Rien n’interdit toutefois de la renégocier. Le juge des référés du Conseil d’État a laissé au conseil d’administration de la Ligue jusqu’au 30 juin pour réexaminer, en lien avec les instances compétences de la Fédération, le principe des relégations pour la prochaine saison. Dans le cas où la relégation des deux clubs serait confirmée, une nouvelle demande de suspension en référé resterait alors envisageable, voire un recours en responsabilité, ne serait-ce qu’en raison de l’incertitude créée par la première décision suspendue.

Au-delà de la question des relégations, des clubs professionnels de football pourraient-ils engager des actions en responsabilité contre la LFP ou contre l’État afin d’obtenir réparation des préjudices subis du fait de l’arrêt des championnats ?

Concernant la LFP, cela paraît difficile.
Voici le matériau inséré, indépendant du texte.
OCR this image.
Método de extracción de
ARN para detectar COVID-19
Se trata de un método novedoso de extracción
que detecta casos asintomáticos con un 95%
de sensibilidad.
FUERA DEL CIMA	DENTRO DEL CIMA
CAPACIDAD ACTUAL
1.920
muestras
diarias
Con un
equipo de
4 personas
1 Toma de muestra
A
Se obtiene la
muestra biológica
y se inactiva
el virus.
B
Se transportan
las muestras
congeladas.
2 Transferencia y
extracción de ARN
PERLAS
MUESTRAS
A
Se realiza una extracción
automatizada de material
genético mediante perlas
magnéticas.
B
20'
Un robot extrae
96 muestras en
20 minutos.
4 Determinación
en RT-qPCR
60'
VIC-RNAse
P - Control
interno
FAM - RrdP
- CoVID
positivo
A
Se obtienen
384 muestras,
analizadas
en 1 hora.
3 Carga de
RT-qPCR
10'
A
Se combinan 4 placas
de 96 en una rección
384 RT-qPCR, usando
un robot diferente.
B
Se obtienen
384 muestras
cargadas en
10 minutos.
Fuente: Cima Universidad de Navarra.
Un recours en responsabilité administrative pour faute est en l’état impossible, faute de doute sérieux sur la légalité de la décision d’arrêt qu’elle a prise, et un éventuel recours en responsabilité administrative sans faute supposerait que cette décision ait causé à certains clubs un préjudice spécial, ce qui, au sens où la jurisprudence entend cette notion, semble discutable s’agissant de préjudices nés d’une décision ayant affecté tous les clubs professionnels, quoique, il est vrai, plus ou moins lourdement. S’agissant d’un recours en responsabilité contre l’État, l’hypothèse a été évoquée par le président de l’Olympique Lyonnais. Juridiquement, cela n’avait rien de farfelu. L’ordonnance rendue par le Conseil d’État le 9 juin risque toutefois de compliquer les choses. Le juge des référés du Conseil d’État a en effet refusé de considérer que le conseil d’administration aurait commis « une erreur de droit, en se croyant lié à tort par une décision gouvernementale » lui imposant de mettre un terme définitif aux saisons en cours de Ligue 1 et de Ligue 2. Parce qu’une telle décision existait bel et bien ? L’ordonnance ne tranche pas ce point. Si le juge a rejeté le moyen, c’est pour une autre raison. Selon lui, le conseil d’administration de la LFP, pour arrêter les championnats, se serait fondé sur des considérations diverses, à savoir « des contraintes de calendrier », « la nécessité de préserver la santé de tous les acteurs des rencontres de football », « l’intérêt s’attachant à ce que les clubs disposent de la visibilité nécessaire pour gérer l’intersaison et organiser la saison 2020-2021 » et de simples « annonces gouvernementales ». À s’en tenir à cette vision des choses, l’existence d’un lien de causalité direct et certain, entre la déclaration du Premier ministre à l’Assemblée nationale sur la fin des championnats professionnels de football et le préjudice subi par les clubs du fait de l’arrêt anticipé de la saison 2019-2020 aurait des airs de remontada juridique.